More than 35.15 million people have received their first doses, while over 15.25 million have been fully vaccinated, the Health Ministry said.
It also confirmed 5,288 new coronavirus cases in the last 24 hours, including 462 symptomatic patients.
Turkey's overall case tally is now over 5.43 million, while the nationwide death toll has reached 49,774 with 42 new fatalities.
As many as 6,219 more patients have won the battle against the virus, taking the number of recoveries past 5.3 million.
Over 61 million coronavirus tests have been done to date.
The latest figures put the number of COVID-19 patients in critical condition at 706.
Health Minister Fahrettin Koca said on Twitter that over half of the country's population has been vaccinated with at least one COVID-19 shot.

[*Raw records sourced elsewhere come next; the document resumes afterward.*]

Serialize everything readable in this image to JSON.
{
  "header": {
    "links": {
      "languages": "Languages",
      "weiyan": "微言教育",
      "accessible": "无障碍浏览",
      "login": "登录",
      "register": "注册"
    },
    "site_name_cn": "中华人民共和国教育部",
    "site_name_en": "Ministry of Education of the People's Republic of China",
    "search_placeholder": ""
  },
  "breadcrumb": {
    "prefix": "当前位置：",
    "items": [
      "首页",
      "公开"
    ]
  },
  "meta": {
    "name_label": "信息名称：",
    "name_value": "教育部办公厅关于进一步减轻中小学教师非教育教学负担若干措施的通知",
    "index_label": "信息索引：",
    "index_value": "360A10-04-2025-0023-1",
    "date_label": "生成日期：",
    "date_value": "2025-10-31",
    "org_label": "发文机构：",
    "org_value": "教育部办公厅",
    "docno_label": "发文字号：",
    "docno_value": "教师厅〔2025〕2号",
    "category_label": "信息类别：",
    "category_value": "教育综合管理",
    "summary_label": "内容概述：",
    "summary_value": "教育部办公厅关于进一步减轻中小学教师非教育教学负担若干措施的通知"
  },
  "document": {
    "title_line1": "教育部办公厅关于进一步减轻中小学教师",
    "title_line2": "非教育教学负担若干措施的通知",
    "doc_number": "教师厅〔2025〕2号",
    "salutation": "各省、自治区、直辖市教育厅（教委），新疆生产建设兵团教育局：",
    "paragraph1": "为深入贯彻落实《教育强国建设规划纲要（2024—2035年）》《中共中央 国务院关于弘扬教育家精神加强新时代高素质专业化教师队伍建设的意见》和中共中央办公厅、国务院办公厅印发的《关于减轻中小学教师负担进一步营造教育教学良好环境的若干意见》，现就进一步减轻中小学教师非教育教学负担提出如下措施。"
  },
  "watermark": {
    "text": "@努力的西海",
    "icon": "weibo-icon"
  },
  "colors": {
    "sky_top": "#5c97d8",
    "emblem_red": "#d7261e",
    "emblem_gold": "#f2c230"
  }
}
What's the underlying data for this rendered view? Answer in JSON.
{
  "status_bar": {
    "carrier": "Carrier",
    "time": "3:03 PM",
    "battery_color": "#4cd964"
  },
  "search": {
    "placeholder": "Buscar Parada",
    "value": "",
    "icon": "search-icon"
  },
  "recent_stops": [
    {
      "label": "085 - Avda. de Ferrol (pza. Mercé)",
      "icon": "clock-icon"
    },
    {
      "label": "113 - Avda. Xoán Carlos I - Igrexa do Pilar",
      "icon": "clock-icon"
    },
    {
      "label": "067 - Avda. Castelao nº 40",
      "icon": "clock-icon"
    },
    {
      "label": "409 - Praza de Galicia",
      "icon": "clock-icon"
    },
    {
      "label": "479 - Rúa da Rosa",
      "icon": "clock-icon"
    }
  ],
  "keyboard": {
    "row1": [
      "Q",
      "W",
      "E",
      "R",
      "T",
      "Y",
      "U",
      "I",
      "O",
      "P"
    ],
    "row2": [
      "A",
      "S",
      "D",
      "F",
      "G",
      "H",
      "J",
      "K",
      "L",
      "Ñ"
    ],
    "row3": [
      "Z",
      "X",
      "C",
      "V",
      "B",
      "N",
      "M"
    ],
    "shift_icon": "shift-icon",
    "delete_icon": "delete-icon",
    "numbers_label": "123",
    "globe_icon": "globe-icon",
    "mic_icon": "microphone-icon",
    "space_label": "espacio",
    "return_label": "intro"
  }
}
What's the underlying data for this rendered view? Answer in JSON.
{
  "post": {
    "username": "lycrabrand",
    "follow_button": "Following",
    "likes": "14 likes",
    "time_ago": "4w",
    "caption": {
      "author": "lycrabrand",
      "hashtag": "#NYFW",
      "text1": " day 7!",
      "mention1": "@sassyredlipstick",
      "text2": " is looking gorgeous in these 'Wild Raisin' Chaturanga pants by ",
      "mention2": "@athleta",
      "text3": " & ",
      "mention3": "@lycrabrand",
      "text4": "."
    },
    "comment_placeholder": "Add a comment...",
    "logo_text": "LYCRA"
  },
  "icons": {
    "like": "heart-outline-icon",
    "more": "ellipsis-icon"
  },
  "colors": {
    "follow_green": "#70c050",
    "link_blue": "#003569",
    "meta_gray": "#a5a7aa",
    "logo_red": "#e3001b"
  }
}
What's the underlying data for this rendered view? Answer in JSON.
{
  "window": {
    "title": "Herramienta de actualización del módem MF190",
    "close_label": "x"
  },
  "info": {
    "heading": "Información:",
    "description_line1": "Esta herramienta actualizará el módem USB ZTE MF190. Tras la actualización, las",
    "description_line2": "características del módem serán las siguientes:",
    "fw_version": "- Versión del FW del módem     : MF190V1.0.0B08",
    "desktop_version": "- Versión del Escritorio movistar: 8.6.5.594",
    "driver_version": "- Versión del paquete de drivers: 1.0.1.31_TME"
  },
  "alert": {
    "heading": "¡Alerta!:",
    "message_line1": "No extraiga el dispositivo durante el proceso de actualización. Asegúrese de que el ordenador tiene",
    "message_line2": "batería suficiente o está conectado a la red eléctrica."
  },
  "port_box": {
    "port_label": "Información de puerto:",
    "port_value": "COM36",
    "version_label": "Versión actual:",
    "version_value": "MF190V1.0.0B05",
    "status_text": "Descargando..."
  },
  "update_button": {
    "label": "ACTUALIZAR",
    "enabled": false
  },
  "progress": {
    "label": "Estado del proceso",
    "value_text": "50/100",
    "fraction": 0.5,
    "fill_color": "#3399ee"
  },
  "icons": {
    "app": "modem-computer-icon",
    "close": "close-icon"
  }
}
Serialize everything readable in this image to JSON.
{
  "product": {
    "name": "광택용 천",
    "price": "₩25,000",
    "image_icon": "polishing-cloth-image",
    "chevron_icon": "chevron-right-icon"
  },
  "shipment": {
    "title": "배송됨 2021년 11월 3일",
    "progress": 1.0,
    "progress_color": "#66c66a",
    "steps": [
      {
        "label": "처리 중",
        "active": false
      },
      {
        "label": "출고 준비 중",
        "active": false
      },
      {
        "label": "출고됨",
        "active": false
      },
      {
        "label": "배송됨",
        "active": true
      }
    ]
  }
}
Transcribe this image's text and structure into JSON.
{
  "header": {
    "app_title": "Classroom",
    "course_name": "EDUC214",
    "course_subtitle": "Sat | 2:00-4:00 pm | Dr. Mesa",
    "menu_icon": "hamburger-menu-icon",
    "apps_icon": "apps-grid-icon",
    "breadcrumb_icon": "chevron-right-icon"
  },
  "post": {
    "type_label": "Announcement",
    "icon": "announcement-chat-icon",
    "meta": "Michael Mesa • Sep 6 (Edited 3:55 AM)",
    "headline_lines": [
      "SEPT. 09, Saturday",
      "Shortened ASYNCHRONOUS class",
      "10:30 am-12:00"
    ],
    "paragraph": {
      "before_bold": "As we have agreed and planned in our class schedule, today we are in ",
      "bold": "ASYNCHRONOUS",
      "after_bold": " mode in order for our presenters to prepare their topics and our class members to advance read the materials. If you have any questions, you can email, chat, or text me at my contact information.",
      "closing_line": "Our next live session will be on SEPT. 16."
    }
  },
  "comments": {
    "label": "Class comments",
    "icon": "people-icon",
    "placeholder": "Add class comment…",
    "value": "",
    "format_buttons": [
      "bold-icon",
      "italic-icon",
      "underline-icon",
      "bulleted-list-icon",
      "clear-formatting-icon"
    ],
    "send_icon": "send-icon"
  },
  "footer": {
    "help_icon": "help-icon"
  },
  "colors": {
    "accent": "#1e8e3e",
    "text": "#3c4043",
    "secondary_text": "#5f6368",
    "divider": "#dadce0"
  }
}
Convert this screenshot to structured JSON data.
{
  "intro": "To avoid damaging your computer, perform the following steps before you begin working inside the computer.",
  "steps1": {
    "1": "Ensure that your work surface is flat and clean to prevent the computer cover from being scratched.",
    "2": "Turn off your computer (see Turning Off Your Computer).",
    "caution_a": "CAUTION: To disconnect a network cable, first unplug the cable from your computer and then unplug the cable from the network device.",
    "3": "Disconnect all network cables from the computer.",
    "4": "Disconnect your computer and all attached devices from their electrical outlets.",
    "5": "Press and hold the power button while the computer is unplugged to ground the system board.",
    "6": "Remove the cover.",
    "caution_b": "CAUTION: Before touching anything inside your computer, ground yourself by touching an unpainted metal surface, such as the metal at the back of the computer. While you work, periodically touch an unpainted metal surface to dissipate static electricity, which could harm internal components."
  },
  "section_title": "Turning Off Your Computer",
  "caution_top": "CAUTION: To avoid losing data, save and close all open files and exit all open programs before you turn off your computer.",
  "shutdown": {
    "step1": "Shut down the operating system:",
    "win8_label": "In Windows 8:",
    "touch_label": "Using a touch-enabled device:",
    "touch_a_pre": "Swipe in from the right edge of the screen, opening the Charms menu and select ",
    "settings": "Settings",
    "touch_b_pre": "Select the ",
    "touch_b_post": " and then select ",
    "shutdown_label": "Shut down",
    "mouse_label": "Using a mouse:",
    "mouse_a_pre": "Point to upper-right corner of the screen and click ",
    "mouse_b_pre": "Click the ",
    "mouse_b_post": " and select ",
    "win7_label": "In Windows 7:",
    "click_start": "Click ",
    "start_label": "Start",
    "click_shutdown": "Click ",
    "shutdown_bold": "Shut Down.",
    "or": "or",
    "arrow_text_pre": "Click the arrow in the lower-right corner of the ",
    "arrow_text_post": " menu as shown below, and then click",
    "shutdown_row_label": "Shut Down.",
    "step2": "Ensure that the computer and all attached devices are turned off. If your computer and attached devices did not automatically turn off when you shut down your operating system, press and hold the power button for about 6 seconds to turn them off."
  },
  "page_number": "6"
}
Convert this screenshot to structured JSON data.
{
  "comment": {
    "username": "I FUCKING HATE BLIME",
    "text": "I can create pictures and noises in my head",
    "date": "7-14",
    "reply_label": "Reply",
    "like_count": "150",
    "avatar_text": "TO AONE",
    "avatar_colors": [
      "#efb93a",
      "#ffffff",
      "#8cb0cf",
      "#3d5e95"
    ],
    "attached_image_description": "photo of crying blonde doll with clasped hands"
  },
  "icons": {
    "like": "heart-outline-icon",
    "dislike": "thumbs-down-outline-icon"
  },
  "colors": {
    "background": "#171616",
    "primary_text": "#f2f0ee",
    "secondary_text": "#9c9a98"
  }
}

"Today we passed 50 million vaccine doses. The number of people who have received at least one dose of vaccine is more than 35 million [and] 57% of our population aged 18 and above has been vaccinated. Our goal is 70% until the [Muslim Eid al-Adha] holiday [which falls around July 20 this year]. Vaccination cannot be neglected. Let's prioritize getting vaccinated," he said.
Amid a nationwide fall in virus cases and an expedited inoculation drive, Turkey has entered a new normalization phase, lifting almost all virus-related restrictions.
But seeking to limit the spread of the virus' Delta variant, it has suspended flights from Bangladesh, Brazil, South Africa, India, Nepal and Sri Lanka.
Meanwhile, passengers from the UK, Iran, Egypt and Singapore are required to have a negative COVID-19 test result taken within the last 72 hours.
Since December 2019, the pandemic has claimed over 3.95 million lives in 192 countries and regions, with some 182.4 million cases reported worldwide, according to US-based Johns Hopkins University.